"A secret marriage?" she asked, terrified at this strange vista which his fiery imagination was conjuring up before her.
"You refuse? . . ." he asked hoarsely.
"No! no! . . . but . . ."
"Then you do not love me, Suzanne."
The coolness in his tone struck a sudden chill to her heart. She felt the clasp of his arms round her relax, she felt rather than saw that he withdrew markedly from her.
"Ah! forgive me! forgive me!" she murmured, stretching her little hands out to him in a pathetic and childlike appeal. "I have never deceived anyone in my life before. . . . How could I live a lie? . . . married to you, yet seemingly a girl. . . . Whilst in three months. . . ."
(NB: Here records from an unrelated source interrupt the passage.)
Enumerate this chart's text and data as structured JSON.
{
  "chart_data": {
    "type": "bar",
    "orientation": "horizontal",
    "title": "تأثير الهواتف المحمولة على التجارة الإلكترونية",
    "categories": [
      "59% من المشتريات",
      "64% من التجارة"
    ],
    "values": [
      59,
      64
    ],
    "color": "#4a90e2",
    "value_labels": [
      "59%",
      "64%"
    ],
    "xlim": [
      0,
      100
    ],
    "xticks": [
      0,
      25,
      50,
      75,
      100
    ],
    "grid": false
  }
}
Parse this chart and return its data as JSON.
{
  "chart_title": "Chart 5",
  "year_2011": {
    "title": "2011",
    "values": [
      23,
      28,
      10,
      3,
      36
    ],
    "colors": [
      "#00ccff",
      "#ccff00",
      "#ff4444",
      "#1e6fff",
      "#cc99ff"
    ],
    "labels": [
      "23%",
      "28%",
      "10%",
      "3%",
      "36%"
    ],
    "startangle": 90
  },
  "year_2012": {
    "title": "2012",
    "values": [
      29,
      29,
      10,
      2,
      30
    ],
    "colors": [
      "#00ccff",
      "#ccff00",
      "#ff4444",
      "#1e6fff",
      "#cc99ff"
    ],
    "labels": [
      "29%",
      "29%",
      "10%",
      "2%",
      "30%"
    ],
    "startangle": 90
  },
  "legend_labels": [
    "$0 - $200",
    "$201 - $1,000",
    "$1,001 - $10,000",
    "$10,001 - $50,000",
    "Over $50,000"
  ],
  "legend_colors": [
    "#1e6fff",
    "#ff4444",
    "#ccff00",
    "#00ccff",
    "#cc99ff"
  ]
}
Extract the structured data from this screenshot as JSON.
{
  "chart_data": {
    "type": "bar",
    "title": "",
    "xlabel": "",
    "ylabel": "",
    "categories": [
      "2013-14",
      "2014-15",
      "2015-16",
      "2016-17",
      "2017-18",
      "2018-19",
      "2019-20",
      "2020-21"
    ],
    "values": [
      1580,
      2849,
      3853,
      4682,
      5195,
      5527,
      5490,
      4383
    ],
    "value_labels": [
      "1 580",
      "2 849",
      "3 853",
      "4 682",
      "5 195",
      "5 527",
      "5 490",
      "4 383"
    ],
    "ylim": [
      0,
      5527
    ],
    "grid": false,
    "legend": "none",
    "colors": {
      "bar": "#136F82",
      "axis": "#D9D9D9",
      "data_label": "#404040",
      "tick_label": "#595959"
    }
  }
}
She paused in her eagerness, for he had jumped to his feet and was now standing before her, a rigid, statuesque figure, with head bent and arms hanging inert by his side.
"You do not love me, Suzanne," he said with an infinity of sadness, which went straight to her own loving heart, "else you would not dream of thus condemning me to three months of exquisite torture. . . . I have had my answer. . . . Farewell, my gracious lady . . . not mine, alas! but another man's . . . and may Heaven grant that he love you well . . . not as I do, for that were impossible. . . ."
His voice had died away in a whisper, which obviously was half-choked with tears. She, too, had risen while he spoke, all her hesitation gone, her heart full of reproaches against herself, and of love for him.
"What do you mean?" she asked trembling.